5) Wash in heated ammonia and dish washing liquid (we used Fairy - a squirt into water enough to turn it a light green, and then a bit of ammonia - couple of tablespoons, probably. Here also, just enough liquid to cover the pieces). Don't let the ammonia boil - you'll smell it anyway ;)
Feel free to get back me if you have any questions - or any answers for that matter - I'd love to find out where I could get this stuff, as no polishing method I've tried in this country even comes close...
- Santa Cruz, California
I am head of a jewelry manufacturing unit in India. We use bombing for improving finishing of jewellery. For recovery we were using electrolysis method. However recently there is problem in recovery. it may be due to high silver content in the liquid waste. Someone told me there is another method which uses addition of HCL. Can somebody explain details of the process using HCl for recovery.Dinesh Kumar Sinha
Jewelry Manufacturing - Noida, UP, India
ya I want to know about bombing method,
I am so interesting with bombing method , because I never heard this method
so I need your help to get more information about bombing
the first I want to know :
what I must mix in to bombing method ?
the first I know potassium cyanide
than the second in Hydrogen Peroxide and warm water
but my friends tell me that lack something
so I am confuse ?
and the second I want to know :
what percent I must use to make a 1 liter "bombing" liquid
so I can use well
thanks you very much
and I am before I am sorry
because my English not pretty good ;0
CRAFTSMAN IN PLATING SHOP - SURAKARTA, INDONESIA
May 1, 2009
I need help. how can we recover gold? and for cyanide bomb, we have to add hydrogen peroxide drop by drop or all of it in same time?
plating shop employee - Shiraz, Iran
September 17, 2009
Hi , I do the "bombing " method you describe.
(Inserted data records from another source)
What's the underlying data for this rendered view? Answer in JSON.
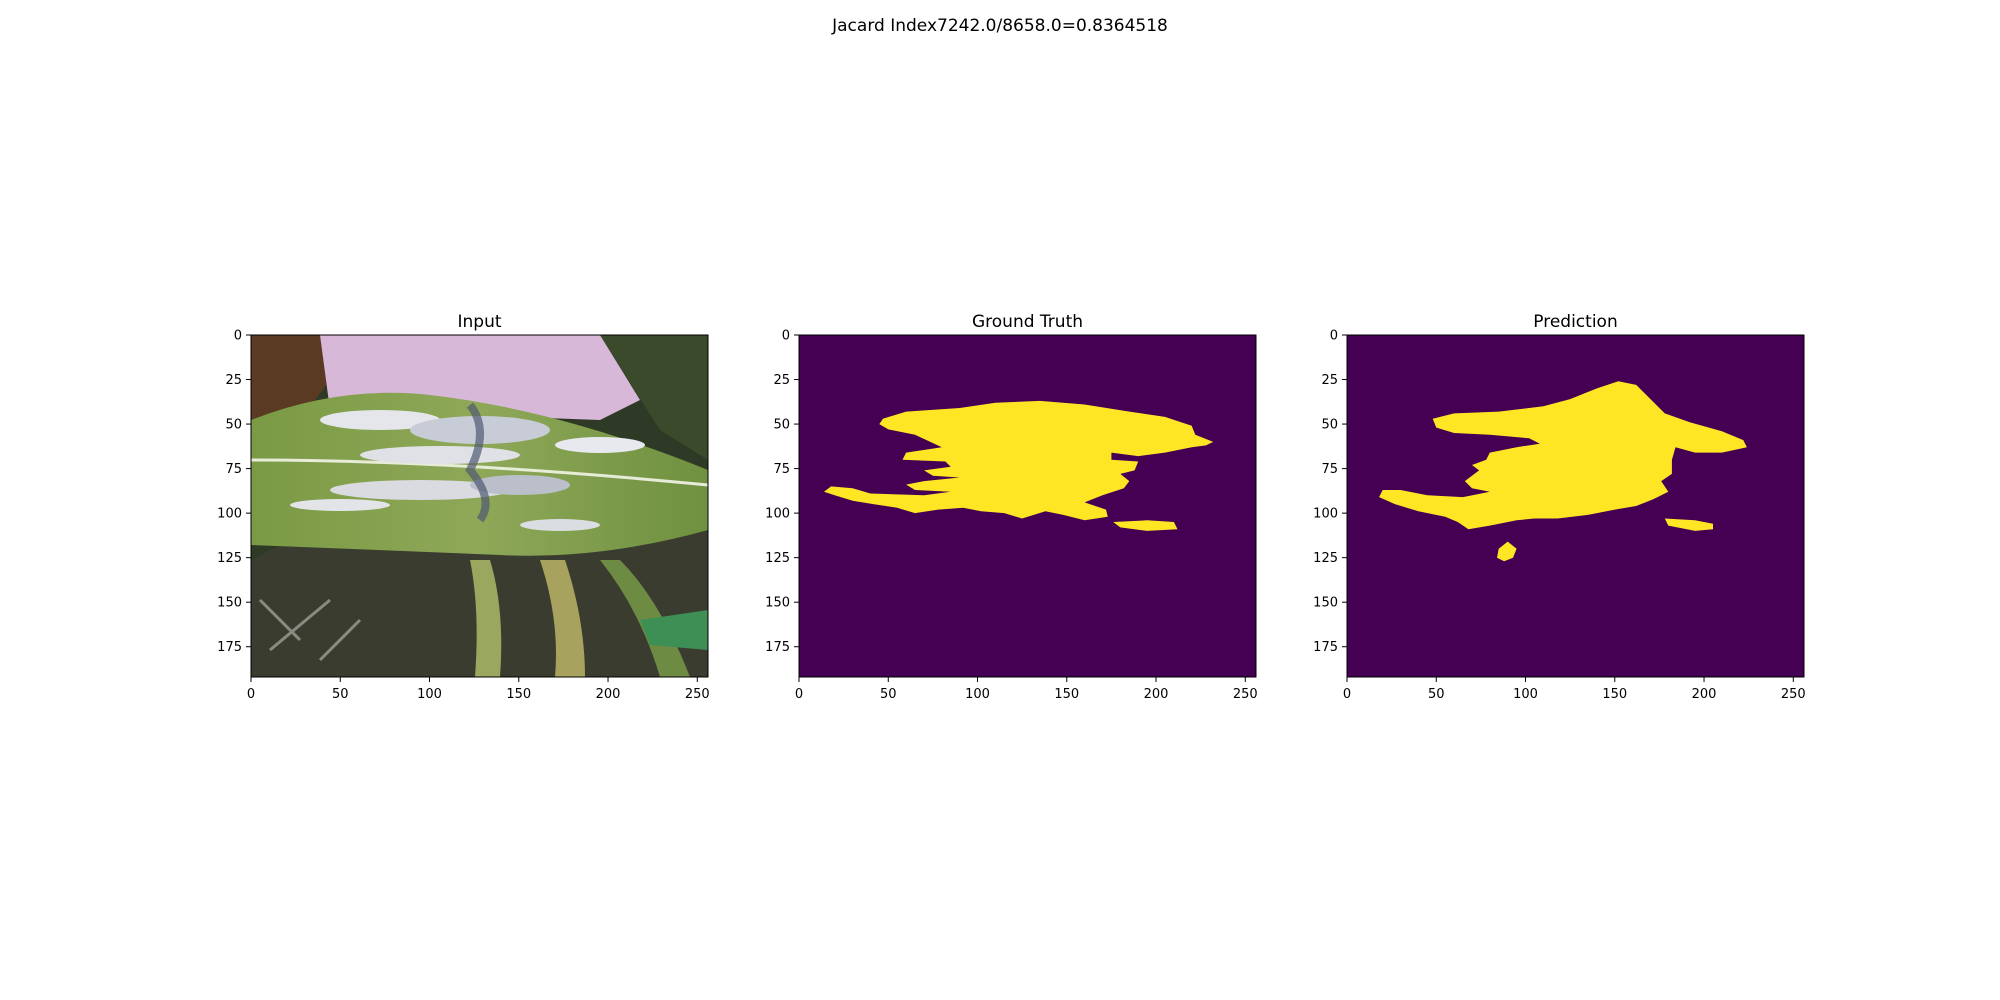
{
  "suptitle": "Jacard Index7242.0/8658.0=0.8364518",
  "chart_data": [
    {
      "type": "heatmap",
      "title": "Input",
      "image": "photo of a maize leaf with grey-white lesions over a green field background",
      "xlim": [
        0,
        256
      ],
      "ylim": [
        192,
        0
      ],
      "xticks": [
        0,
        50,
        100,
        150,
        200,
        250
      ],
      "yticks": [
        0,
        25,
        50,
        75,
        100,
        125,
        150,
        175
      ]
    },
    {
      "type": "heatmap",
      "title": "Ground Truth",
      "colormap": "viridis",
      "background_color": "#440154",
      "foreground_color": "#fde725",
      "xlim": [
        0,
        256
      ],
      "ylim": [
        192,
        0
      ],
      "xticks": [
        0,
        50,
        100,
        150,
        200,
        250
      ],
      "yticks": [
        0,
        25,
        50,
        75,
        100,
        125,
        150,
        175
      ],
      "regions": [
        [
          [
            47,
            47
          ],
          [
            60,
            43
          ],
          [
            90,
            41
          ],
          [
            110,
            38
          ],
          [
            135,
            37
          ],
          [
            160,
            39
          ],
          [
            185,
            43
          ],
          [
            205,
            46
          ],
          [
            220,
            51
          ],
          [
            222,
            56
          ],
          [
            232,
            60
          ],
          [
            228,
            62
          ],
          [
            220,
            63
          ],
          [
            205,
            66
          ],
          [
            190,
            68
          ],
          [
            175,
            66
          ],
          [
            175,
            70
          ],
          [
            190,
            71
          ],
          [
            188,
            76
          ],
          [
            180,
            78
          ],
          [
            185,
            82
          ],
          [
            182,
            86
          ],
          [
            170,
            90
          ],
          [
            160,
            94
          ],
          [
            172,
            98
          ],
          [
            173,
            102
          ],
          [
            160,
            104
          ],
          [
            148,
            101
          ],
          [
            138,
            99
          ],
          [
            125,
            103
          ],
          [
            115,
            100
          ],
          [
            102,
            99
          ],
          [
            92,
            97
          ],
          [
            78,
            98
          ],
          [
            65,
            100
          ],
          [
            55,
            97
          ],
          [
            42,
            95
          ],
          [
            30,
            93
          ],
          [
            20,
            90
          ],
          [
            14,
            88
          ],
          [
            18,
            85
          ],
          [
            30,
            86
          ],
          [
            40,
            89
          ],
          [
            70,
            90
          ],
          [
            85,
            88
          ],
          [
            65,
            87
          ],
          [
            60,
            84
          ],
          [
            70,
            82
          ],
          [
            90,
            80
          ],
          [
            75,
            79
          ],
          [
            70,
            76
          ],
          [
            85,
            74
          ],
          [
            82,
            71
          ],
          [
            58,
            70
          ],
          [
            60,
            66
          ],
          [
            80,
            63
          ],
          [
            65,
            56
          ],
          [
            50,
            53
          ],
          [
            45,
            50
          ]
        ],
        [
          [
            176,
            105
          ],
          [
            195,
            104
          ],
          [
            210,
            105
          ],
          [
            212,
            109
          ],
          [
            195,
            110
          ],
          [
            180,
            108
          ]
        ]
      ]
    },
    {
      "type": "heatmap",
      "title": "Prediction",
      "colormap": "viridis",
      "background_color": "#440154",
      "foreground_color": "#fde725",
      "xlim": [
        0,
        256
      ],
      "ylim": [
        192,
        0
      ],
      "xticks": [
        0,
        50,
        100,
        150,
        200,
        250
      ],
      "yticks": [
        0,
        25,
        50,
        75,
        100,
        125,
        150,
        175
      ],
      "regions": [
        [
          [
            48,
            47
          ],
          [
            60,
            44
          ],
          [
            85,
            43
          ],
          [
            110,
            40
          ],
          [
            125,
            36
          ],
          [
            140,
            30
          ],
          [
            152,
            26
          ],
          [
            162,
            28
          ],
          [
            170,
            36
          ],
          [
            178,
            44
          ],
          [
            192,
            49
          ],
          [
            210,
            54
          ],
          [
            222,
            59
          ],
          [
            224,
            63
          ],
          [
            210,
            66
          ],
          [
            195,
            66
          ],
          [
            184,
            63
          ],
          [
            182,
            70
          ],
          [
            182,
            78
          ],
          [
            176,
            82
          ],
          [
            180,
            88
          ],
          [
            172,
            92
          ],
          [
            162,
            96
          ],
          [
            150,
            98
          ],
          [
            135,
            101
          ],
          [
            118,
            103
          ],
          [
            105,
            103
          ],
          [
            95,
            104
          ],
          [
            80,
            107
          ],
          [
            68,
            109
          ],
          [
            62,
            105
          ],
          [
            55,
            102
          ],
          [
            40,
            99
          ],
          [
            27,
            95
          ],
          [
            18,
            91
          ],
          [
            20,
            87
          ],
          [
            30,
            87
          ],
          [
            45,
            90
          ],
          [
            65,
            91
          ],
          [
            80,
            88
          ],
          [
            70,
            86
          ],
          [
            66,
            82
          ],
          [
            74,
            76
          ],
          [
            70,
            73
          ],
          [
            78,
            70
          ],
          [
            80,
            66
          ],
          [
            95,
            63
          ],
          [
            108,
            61
          ],
          [
            102,
            58
          ],
          [
            80,
            56
          ],
          [
            60,
            55
          ],
          [
            50,
            52
          ]
        ],
        [
          [
            85,
            120
          ],
          [
            90,
            116
          ],
          [
            95,
            120
          ],
          [
            93,
            125
          ],
          [
            88,
            127
          ],
          [
            84,
            125
          ]
        ],
        [
          [
            178,
            103
          ],
          [
            195,
            104
          ],
          [
            205,
            106
          ],
          [
            205,
            109
          ],
          [
            195,
            110
          ],
          [
            180,
            107
          ]
        ]
      ]
    }
  ]
}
I too do not have the exact quantity measurements ! Mix about 1/2 - 3/4 cup of cyanide to approx. 5 liters water. The water should be about 70 °C temperature, stir to dissolve cyanide. Put item to be stripped (bombed) into a dish - I use a Pyrex dish - and add about an eggcup full of hydrogen peroxide. Take care to keep your face away as this mixture is volatile and you don't want to be sprayed by the explosion.Wash out with clean water as soon as reaction is complete.If there is any oxidising of your treated item, just soak it in the cyanide solution for a bit and it should come out clean. After a bit of practice, you will work out the method and quantities to best suit your needs . I test the temp of my water so the reaction times are consistent.Good luck.Mike Gilmeister
- Auckland, New Zealand
September 10, 2010 -- this entry appended to this thread by editor in lieu of spawning a duplicative thread
I have a small jewelry business in the U.K. and have a real problem with firestain.
I've just found this site after trawling through the net, my request is how do you make a chemical bombing/stripping plant for a small jewelry workshop? What are the chemicals to use and what sort of rectifier (I have one for electroplating) do you use, I don't use acid for pickling the jewelry I make, and safety pickle doesn't get the firestain out.
I've tried cyanide and ammonia mix and reversed polarity but it leaves the piece black not shiny.
Can anyone suggest a solution please.
designer goldsmith - Eastbourne, East Sussex, U.K.
April 20, 2017
A. I read a posting talking of combining Cyanide and Ammonia ... I was taught that this combination should always be avoided, cyanide and ammonia should be stored in different rooms.
Bombing [cyanide/peroxide] to the full explosion has been explained in previous posts, but if you require a totally brilliant finish [especially to inner surfaces that can not be polished or tumbled] to item[s] it is necessary to go a step further -complete the full bomb, then 2 or 3 times place item in the hot cyanide, then introduce a small amount of peroxide while giving the container a vigorous swirling motion, then kill the mixture with cold water BEFORE the full explosion is completed.
Practice on an old item to perfect the system.
I have used this extra stripping process after bombing for over 40 years and still have companies send items to me where the gold looks dead and needs some life with never any complaints.